To lunch with a couple of pals, one old, one new, from the world of mobile phones. There's a wide-ranging discussion over the pasta and salad nicoise, covering stuff like the Israeli hack of the GSM encryption standard, which has proved a durable headache. It'll take two years to get a hackproof version of GSM flushed through the system, and two years for other technology to advance to the point where the attack becomes a real problem. A bit of a race, and I get the feeling that a lot of people are taking it very seriously: it might, however, be just the thing to get 3G going -- that standard is a lot more secure.
There are other things going on in the exciting world of mobile phones. At one point, the battery pack of a Nokia is slipped off and a small, anonymous black sticker revealed in the battery compartment. "Know what that is?" the Nokia owner says. "It's an RFID tag." Nokia, it transpires have been tagging their phones for a while now - nothing suspicious, just supply chain management. But, naughtily, the tags aren't disabled when the phones are retailed to the customer. It's this sort of leakage that'll cause most problems when people find out about it: do you want Nokia to be able to tell whenever you walk past a scanner?
There's a certain irony -- that word again -- in a mobile phone getting tagged, of course, as the darn things are such good active location reporting devices anyway. If someone had told George Orwell that the citizens of the 21st century would be constantly scanned by a global electronic network that knew their position to a few metres and whom they'd been talking to, he'd have been shocked and impressed. But that this was not only a voluntary state of affairs but people spent considerable sums of their own money for the privilege? I think he'd have refused point blank to believe anything quite as obviously foolish.
The true and shocking state of the BBC is revealed this morning, as Nick Hornby guests on Desert Island Discs. I'm no fan of the man, and find his brand of sensitive laddism irksome. My idea of hell is being forced to watch Arsenal play while listening to Bruce Springsteen with a emotionally illiterate bloke in the middle of a mid-life crisis: you can imagine how much I like the books.
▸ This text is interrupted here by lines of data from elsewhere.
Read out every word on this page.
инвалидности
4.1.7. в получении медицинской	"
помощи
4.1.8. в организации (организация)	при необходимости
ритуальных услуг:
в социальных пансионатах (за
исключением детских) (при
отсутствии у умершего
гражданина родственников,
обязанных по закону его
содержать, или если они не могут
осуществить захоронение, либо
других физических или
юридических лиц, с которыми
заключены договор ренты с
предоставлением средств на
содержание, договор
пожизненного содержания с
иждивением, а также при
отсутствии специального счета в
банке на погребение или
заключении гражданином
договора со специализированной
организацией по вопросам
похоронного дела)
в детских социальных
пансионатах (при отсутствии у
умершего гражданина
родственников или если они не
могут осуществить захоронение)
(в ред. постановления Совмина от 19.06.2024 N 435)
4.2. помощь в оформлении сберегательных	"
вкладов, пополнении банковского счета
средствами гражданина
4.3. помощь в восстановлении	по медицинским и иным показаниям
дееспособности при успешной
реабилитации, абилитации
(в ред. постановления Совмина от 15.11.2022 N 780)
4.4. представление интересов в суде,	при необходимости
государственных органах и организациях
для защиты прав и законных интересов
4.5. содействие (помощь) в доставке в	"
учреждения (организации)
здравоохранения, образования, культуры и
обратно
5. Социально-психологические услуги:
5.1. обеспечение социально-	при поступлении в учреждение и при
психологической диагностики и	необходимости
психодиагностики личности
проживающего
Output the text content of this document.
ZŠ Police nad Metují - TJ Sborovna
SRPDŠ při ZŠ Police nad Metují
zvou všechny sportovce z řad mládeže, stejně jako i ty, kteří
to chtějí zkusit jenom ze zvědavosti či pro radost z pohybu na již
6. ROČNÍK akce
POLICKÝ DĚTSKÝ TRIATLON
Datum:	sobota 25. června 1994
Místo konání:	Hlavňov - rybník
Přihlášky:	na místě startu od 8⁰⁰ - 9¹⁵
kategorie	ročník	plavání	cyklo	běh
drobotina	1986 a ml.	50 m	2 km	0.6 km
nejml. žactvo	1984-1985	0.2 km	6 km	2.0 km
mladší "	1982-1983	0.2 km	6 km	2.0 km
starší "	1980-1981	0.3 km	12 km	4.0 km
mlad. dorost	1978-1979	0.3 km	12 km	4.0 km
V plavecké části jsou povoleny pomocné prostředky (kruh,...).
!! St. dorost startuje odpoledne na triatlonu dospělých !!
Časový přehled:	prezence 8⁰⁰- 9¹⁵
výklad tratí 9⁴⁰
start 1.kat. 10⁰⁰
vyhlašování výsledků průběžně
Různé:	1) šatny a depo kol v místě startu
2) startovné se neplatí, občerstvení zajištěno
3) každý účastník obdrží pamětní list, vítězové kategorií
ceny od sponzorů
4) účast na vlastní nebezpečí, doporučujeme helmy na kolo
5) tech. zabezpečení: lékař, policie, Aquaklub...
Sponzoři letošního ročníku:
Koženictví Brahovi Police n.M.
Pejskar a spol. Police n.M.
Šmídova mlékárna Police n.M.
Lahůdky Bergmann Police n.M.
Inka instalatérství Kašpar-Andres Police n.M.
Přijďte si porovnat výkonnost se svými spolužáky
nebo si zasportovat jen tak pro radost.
However, Sue Lawley's brand of soppy ineptitude proves no match even for Hornby. I listen with half an ear to the show while tapping away at the diary: sometimes I think Radio 4's daytime schedule only exists as aural wallpaper for the middle classes to do something else to. No adverts, no music you might actually want to pay attention to, and just You and Yours to help you get a decent head of spleen up.
At the end, of course, it's time for the luxury item. Hornby chooses an iPod with seven thousand tunes on. This of course negates the whole idea of DID and is a stunning slap across the face for the format of one of the BBC's longest-running shows. Summoning up the full force of her years of inquisatorial experience, Sue Lawley strikes: "What's an iPod?"
Hornby explains. "It plays MP3s". The sound of enlightenment failing to dawn fills the nation's airwaves. Hornby explains further. Finally Lawley twigs, and works out that he's pulling a fast one.
"Oh, well... you can have it, but nobody else will be allowed."
Roy Plomley must be revolving at 78RPM in his grave. Gone are the days when a luxury would be closely examined for conformance to the rules of non-utility or any hint of cheating. In Plomley's day, Hornby would have been sent packing with a Subbuteo set or something equally suited.
How can we trust the BBC when it plays fast and loose with the very fabric of its most hallowed institutions? Questions must be asked in the House, and Sue Lawley sent on a intensive course of cultural and technological re-education. Nothing else will do if the nation is to survive.